Invasive Species Compendium

Detailed coverage of invasive species threatening livelihoods and the environment worldwide

Abstract

Productivity of grass species in the dark brown soil zone of Saskatchewan.

Abstract

In field trials in 1974-83 productivity of 6 Eurasian temperate zone grasses was compared with that of 3 native species. When cut once for hay yields were 3.82. 2.91, 2.84, 2.31, 2.22, 2.08, 2.01, 1.92 and 1.68 t/ha with Thinopyrum intermedium [Elymus hispidus], Agropyron desertorum, Bromus inermis, Psathyrostachys juncea, A. cristatum, B. riparius, Elymus trachycaulus, Pascopyrum [Elymus] smithii and E. lanceolatus, resp.

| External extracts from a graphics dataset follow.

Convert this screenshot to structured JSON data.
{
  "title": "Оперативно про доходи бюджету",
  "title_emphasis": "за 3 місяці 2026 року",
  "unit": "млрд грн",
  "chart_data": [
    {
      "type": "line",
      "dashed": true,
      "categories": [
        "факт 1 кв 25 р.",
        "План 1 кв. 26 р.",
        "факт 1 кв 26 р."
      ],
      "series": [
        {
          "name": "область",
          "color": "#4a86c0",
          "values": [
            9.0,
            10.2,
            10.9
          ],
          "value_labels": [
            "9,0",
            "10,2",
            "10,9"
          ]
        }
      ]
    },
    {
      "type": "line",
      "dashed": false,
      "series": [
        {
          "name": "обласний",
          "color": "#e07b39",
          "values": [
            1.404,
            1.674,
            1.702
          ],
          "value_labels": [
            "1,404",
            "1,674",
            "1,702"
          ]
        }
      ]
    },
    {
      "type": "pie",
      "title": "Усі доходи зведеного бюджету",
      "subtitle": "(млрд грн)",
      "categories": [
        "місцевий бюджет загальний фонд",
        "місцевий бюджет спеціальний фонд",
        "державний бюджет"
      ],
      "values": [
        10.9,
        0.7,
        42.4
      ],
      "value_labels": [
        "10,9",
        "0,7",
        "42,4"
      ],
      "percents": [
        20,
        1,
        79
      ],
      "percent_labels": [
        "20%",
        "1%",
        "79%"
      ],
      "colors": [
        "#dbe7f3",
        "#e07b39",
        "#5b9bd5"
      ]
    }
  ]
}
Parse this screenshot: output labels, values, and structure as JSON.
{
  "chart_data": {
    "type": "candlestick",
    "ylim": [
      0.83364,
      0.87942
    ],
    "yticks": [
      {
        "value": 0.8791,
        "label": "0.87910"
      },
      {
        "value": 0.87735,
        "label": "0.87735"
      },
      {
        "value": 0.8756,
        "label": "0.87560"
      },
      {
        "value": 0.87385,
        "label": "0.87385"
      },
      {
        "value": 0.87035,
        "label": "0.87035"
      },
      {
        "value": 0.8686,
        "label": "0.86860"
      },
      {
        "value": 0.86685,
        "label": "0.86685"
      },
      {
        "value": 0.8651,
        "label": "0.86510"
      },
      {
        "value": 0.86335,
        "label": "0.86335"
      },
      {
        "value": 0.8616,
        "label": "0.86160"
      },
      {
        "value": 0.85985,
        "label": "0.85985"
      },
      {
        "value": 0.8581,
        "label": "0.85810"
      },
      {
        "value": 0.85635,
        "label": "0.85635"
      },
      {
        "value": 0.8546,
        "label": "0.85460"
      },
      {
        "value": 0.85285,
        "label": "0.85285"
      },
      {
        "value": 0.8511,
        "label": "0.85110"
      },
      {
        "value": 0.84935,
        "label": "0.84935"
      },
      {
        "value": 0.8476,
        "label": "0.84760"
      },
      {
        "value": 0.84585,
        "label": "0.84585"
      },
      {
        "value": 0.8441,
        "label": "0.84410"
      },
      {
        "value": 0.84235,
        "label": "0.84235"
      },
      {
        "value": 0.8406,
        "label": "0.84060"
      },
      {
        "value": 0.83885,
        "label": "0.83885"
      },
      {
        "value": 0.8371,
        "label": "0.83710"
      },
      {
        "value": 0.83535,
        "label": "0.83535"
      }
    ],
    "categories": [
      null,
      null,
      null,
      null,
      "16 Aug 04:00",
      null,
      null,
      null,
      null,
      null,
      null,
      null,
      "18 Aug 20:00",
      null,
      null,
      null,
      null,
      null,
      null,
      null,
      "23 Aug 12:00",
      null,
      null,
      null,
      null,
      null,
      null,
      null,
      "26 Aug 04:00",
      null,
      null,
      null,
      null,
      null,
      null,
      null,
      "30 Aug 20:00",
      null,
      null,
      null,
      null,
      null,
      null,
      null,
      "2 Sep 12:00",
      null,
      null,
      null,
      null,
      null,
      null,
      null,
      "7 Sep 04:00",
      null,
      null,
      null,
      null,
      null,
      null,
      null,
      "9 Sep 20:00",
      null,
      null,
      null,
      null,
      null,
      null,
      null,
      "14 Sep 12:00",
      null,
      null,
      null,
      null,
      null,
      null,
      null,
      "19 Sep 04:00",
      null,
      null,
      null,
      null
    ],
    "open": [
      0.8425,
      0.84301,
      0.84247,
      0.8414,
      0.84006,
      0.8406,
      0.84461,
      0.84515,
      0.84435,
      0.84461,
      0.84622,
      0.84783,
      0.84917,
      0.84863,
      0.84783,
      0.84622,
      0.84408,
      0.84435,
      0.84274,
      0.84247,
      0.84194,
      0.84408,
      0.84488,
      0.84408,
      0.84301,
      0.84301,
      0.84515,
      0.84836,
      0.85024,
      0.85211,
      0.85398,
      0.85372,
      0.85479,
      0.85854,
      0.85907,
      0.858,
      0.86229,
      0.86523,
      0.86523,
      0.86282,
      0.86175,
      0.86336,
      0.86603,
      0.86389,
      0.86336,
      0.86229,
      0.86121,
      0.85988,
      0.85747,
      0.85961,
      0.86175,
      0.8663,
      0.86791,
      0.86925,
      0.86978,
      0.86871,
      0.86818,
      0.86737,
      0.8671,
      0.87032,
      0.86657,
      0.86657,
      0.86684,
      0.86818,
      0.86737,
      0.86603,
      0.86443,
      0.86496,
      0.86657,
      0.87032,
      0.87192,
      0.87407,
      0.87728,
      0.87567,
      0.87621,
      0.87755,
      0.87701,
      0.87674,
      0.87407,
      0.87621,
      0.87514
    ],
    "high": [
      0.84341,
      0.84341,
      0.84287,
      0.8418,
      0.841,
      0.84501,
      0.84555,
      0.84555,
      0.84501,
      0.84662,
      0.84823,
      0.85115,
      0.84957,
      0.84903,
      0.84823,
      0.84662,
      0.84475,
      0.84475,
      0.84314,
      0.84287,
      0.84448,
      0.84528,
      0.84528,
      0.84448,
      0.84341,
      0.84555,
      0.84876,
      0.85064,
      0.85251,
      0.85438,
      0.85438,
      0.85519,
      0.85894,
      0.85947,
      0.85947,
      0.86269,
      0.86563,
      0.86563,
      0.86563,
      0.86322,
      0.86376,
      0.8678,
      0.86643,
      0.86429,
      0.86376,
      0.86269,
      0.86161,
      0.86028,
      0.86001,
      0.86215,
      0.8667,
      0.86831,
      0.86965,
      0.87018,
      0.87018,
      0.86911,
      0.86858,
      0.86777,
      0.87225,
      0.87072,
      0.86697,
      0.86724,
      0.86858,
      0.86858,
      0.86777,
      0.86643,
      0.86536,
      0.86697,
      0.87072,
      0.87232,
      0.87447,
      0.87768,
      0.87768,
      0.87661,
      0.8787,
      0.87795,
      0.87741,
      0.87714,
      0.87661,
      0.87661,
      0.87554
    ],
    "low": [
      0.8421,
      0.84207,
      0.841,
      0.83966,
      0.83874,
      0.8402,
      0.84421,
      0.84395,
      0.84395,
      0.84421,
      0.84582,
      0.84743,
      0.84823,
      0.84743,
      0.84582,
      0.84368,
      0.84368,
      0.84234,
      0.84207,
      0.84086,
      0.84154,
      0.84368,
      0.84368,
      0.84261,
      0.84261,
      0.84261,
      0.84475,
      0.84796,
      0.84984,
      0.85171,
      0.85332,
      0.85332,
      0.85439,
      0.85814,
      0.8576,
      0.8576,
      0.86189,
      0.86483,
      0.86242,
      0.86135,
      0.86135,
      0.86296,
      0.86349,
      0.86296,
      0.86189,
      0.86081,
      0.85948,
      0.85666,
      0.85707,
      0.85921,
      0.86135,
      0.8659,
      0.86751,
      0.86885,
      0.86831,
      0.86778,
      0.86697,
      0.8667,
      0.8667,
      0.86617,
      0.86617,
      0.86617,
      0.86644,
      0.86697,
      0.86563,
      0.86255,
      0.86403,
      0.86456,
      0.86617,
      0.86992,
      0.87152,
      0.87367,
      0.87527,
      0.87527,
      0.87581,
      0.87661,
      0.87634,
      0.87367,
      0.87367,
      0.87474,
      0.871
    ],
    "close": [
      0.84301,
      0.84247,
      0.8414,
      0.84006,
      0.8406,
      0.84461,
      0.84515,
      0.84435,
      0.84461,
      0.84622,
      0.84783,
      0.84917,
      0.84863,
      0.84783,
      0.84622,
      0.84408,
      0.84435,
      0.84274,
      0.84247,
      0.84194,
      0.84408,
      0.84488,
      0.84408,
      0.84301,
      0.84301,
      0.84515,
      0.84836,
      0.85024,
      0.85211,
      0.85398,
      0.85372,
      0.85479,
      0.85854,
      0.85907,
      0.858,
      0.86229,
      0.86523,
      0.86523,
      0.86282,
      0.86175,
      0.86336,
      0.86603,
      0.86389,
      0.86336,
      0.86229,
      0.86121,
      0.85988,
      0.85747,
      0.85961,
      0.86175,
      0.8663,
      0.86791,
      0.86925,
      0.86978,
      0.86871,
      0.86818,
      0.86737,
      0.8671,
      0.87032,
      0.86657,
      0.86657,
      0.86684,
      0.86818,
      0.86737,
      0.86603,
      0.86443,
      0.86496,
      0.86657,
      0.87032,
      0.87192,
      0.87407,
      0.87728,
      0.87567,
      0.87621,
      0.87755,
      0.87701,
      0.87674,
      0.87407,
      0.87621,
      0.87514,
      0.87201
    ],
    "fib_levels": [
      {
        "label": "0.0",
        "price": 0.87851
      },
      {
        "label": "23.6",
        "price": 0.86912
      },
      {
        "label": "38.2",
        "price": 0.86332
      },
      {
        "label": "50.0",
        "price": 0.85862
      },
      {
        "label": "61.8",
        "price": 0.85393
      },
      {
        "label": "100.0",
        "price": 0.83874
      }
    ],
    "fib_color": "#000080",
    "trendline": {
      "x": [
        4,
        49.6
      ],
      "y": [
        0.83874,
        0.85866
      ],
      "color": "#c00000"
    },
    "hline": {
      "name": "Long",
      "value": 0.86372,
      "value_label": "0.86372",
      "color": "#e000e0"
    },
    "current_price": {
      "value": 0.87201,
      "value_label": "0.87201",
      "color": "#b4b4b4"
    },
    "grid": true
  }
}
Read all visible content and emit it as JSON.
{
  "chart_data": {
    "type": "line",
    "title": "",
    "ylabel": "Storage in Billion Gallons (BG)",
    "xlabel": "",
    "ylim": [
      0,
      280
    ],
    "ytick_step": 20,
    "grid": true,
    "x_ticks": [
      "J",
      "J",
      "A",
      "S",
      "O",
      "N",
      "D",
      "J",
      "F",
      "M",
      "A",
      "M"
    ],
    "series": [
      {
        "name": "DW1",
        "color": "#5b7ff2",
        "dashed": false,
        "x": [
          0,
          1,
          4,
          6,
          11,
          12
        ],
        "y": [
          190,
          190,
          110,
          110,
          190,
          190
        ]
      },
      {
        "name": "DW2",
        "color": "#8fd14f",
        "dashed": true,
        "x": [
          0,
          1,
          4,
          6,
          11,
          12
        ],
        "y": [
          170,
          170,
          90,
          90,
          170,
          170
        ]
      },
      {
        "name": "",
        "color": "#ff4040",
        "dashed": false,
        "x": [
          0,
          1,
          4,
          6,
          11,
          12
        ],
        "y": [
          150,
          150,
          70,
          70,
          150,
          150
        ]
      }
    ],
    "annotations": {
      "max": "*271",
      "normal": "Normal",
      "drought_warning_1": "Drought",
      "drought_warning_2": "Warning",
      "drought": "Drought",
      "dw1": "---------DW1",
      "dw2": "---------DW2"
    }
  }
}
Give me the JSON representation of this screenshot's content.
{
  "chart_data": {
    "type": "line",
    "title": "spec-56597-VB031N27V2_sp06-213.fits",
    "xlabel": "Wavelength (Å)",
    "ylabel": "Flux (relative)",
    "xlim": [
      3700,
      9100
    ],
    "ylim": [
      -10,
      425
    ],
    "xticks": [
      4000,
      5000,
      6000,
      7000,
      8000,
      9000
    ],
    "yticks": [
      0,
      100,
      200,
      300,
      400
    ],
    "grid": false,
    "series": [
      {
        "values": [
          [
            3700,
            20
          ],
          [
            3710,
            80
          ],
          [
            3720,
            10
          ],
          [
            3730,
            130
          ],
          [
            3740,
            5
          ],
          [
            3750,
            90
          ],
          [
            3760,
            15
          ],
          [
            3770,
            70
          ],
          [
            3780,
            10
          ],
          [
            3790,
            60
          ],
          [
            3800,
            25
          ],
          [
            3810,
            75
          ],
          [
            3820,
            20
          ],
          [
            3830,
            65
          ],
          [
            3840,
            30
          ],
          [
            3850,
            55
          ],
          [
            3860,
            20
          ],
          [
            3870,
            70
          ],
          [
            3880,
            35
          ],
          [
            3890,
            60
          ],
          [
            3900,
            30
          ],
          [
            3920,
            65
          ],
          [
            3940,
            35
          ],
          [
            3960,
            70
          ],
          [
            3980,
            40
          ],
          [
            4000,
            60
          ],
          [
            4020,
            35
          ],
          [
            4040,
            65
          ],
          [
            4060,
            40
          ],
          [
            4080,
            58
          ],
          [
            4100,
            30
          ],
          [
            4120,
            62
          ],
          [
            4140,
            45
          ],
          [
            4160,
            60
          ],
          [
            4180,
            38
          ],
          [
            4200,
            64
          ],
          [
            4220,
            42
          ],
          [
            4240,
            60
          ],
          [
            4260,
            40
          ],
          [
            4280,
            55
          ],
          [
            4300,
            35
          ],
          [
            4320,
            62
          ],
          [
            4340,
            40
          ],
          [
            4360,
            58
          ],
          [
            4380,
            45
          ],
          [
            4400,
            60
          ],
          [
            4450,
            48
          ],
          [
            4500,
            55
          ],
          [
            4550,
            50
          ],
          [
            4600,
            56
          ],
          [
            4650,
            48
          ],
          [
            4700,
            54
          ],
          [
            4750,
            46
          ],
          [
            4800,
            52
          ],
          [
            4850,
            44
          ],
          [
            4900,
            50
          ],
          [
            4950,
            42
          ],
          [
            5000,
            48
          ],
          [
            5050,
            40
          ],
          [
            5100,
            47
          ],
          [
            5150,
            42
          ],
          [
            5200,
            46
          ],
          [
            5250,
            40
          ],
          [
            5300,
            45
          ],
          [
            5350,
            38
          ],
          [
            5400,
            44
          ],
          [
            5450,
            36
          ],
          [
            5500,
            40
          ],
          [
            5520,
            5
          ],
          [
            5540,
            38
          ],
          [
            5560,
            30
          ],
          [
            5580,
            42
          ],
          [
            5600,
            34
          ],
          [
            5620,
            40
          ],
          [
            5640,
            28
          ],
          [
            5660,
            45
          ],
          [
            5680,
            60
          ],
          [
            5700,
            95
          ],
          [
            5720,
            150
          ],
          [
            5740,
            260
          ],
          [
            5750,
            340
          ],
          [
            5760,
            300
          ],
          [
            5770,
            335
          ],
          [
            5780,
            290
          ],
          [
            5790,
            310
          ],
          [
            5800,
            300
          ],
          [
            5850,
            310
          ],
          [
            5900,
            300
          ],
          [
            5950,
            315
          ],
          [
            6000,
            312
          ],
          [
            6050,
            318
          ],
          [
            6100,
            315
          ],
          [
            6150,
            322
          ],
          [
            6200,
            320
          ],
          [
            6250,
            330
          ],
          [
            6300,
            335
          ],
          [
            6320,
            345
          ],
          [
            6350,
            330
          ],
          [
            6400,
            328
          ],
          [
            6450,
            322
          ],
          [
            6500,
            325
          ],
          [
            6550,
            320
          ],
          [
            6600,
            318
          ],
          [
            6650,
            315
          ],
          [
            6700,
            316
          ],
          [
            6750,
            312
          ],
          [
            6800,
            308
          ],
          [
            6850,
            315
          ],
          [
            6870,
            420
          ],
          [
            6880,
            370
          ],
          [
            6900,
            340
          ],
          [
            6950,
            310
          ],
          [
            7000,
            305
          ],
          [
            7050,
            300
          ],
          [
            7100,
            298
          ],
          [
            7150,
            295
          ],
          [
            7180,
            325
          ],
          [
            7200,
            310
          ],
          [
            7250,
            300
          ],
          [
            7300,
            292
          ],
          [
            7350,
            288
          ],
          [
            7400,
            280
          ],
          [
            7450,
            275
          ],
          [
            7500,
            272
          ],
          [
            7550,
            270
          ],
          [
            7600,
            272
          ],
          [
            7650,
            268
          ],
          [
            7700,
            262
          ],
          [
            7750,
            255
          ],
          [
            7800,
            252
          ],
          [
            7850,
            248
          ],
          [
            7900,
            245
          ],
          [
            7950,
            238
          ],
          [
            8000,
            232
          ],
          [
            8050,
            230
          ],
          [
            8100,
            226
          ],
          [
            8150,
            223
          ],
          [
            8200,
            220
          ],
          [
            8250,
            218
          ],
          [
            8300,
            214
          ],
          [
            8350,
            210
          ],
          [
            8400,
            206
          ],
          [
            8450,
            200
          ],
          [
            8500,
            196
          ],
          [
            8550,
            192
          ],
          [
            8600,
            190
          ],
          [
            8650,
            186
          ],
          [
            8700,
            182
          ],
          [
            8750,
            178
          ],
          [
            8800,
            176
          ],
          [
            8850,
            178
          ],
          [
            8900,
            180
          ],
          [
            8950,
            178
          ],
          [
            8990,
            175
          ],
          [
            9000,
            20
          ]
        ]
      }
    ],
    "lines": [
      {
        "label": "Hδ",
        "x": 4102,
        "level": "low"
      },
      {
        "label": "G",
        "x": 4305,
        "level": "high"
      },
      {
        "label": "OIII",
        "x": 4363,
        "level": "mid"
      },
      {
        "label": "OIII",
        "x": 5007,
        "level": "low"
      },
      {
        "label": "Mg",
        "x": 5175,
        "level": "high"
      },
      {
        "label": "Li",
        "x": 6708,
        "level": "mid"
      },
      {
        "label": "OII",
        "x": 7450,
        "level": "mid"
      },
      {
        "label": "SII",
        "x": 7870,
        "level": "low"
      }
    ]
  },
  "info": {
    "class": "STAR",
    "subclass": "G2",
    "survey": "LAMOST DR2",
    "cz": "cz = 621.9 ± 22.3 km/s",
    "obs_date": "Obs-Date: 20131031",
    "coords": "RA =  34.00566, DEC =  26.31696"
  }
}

B. riparius and P. smithii gave higher yields when cut 2-3 times per season. In vitro digestibilities of the native grass species were lower than those of the introduced species and it is suggested that this may be due to the more rapid senescence of the native species. Stands of all species were maintained for 10 years except E. trachycaulus which deteriorated after 5 years. Weed infestation was lowest for B. riparius and B. inermis and highest for E. trachycaulus, E. lanceolatus and A. cristatum. Introduced species gave a higher response to N fertilizer application than native species.